If the students had gotten together ahead of the speech, researched the judge for egregious writings & statements, written a line of questioning designed to expose them as racist, homophobic, etc. and developed a strategy for lining up at the mike to ask them in succession, it would have been a different story.
The judge would still have acted like a jerk, but he would end up looking even more childish & petulant than he already did. Nothing they did is likely to change him, but it would remove the "damn kids" element.
As a 66 year old woman who was taught if you can't say anything nice then don't say anything at all in this age of discourse I feel the world has passed me by. In the name of free speech we have become a bunch of A-holes.
RE: #1
The staff and students at Stanford apparently never heard that old bit of folk wisdom that says if you get into a pissin' contest with a skunk, everybody ends up smellin' bad. But the skunk doesn't mind smelling bad, so the skunk wins.

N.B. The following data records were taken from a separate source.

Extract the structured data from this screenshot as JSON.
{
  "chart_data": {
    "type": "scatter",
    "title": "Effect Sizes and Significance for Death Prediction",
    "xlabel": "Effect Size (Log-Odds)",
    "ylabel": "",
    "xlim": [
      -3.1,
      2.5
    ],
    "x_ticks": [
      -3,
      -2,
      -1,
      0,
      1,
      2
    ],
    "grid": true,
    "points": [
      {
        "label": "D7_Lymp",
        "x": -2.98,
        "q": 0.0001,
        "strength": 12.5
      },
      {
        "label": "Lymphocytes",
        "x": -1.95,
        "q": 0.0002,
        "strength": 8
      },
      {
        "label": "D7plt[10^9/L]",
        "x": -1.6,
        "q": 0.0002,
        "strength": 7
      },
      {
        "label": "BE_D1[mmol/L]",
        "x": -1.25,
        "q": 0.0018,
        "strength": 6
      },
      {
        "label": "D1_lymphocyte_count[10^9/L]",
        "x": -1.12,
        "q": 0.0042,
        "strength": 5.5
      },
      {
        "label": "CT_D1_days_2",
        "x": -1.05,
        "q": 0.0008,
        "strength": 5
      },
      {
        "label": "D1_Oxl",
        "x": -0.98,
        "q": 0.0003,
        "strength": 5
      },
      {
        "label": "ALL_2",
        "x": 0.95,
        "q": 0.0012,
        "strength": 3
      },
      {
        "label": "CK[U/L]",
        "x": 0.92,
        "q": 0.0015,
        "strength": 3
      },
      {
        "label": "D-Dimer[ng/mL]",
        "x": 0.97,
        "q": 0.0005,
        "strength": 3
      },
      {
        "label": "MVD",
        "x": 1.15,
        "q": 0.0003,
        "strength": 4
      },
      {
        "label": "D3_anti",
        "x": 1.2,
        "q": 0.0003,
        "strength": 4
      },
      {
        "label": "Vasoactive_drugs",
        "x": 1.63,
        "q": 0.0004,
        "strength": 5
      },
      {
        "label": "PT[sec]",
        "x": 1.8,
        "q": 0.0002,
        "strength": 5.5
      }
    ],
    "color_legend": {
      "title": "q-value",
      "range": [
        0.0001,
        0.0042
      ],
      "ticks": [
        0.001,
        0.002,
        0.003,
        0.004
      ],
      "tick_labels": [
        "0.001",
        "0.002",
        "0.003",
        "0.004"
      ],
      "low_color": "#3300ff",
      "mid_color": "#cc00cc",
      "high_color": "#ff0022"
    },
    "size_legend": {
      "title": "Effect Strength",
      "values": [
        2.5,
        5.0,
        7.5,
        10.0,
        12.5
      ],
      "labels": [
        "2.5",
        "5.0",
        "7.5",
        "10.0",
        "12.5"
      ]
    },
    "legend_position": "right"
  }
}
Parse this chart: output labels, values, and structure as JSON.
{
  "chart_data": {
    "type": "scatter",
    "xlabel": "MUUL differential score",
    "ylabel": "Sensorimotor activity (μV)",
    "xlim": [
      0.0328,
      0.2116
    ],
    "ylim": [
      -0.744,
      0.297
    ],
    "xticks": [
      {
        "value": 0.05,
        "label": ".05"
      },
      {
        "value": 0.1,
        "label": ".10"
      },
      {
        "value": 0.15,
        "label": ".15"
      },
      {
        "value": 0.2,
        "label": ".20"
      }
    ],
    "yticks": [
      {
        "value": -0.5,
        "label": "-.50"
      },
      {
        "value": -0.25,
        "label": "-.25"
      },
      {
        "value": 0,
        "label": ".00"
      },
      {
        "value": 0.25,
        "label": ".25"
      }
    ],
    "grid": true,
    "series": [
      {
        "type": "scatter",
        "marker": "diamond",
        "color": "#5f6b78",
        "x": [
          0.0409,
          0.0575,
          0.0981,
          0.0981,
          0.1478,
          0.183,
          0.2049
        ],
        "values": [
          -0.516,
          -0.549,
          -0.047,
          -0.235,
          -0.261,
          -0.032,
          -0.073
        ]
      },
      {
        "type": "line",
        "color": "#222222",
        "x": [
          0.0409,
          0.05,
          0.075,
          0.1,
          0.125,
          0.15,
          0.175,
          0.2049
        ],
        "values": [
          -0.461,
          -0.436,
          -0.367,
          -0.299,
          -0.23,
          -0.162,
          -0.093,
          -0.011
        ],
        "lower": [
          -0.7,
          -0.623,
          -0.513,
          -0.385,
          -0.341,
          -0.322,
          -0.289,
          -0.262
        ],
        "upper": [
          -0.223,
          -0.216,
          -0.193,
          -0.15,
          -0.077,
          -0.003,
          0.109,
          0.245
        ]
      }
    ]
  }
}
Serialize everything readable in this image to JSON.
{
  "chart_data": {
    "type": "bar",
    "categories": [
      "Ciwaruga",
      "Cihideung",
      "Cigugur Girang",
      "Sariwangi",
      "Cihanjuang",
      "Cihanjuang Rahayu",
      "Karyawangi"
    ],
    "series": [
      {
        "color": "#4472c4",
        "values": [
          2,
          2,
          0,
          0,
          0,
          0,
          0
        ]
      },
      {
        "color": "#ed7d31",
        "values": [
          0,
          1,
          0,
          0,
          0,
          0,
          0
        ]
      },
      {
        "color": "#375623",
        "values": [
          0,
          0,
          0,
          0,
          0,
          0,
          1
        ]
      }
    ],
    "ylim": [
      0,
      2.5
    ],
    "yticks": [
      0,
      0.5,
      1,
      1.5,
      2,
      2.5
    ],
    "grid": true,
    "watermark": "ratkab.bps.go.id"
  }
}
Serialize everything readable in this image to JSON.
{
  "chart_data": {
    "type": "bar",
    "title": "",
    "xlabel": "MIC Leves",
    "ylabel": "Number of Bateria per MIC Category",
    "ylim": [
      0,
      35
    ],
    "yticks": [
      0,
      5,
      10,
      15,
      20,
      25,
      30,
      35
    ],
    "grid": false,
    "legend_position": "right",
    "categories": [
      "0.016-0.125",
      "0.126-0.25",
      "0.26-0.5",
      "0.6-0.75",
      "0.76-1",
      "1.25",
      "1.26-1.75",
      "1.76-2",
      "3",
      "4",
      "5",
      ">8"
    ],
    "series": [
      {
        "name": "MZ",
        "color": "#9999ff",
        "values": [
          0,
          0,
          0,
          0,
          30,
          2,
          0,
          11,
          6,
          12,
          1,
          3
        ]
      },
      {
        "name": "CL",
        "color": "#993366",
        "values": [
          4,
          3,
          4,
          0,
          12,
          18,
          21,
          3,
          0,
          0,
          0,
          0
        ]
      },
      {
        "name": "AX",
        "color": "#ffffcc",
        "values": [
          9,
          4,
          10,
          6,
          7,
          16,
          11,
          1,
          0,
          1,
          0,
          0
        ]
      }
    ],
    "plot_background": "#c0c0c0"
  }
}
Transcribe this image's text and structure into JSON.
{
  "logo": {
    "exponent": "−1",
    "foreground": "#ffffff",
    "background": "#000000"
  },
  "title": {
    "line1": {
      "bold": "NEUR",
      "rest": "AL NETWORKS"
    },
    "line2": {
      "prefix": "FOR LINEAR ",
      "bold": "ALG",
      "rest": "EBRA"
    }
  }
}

Judge Duncan came to Stanford to do what skunks do. I think the staff and students in this instance would have done better to let him plant his legs and lift his tail, and then deodorize the place with their intellects and the skills of argument and speech that their 'higher education' at an elite school is supposedly providing them with. I'm not saying they had to be gracious or respectful or even particularly polite while employing those skills but employ them they should have done, rather than simply adding to the odor.
However, it would appear they don't seem to mind smelling bad themselves. More likely, they simply have a selective sense of smell. If this is how they plan to argue court cases, I hope their future clients don't have too much riding on the outcomes.
Black and white stripe awards all around on this one.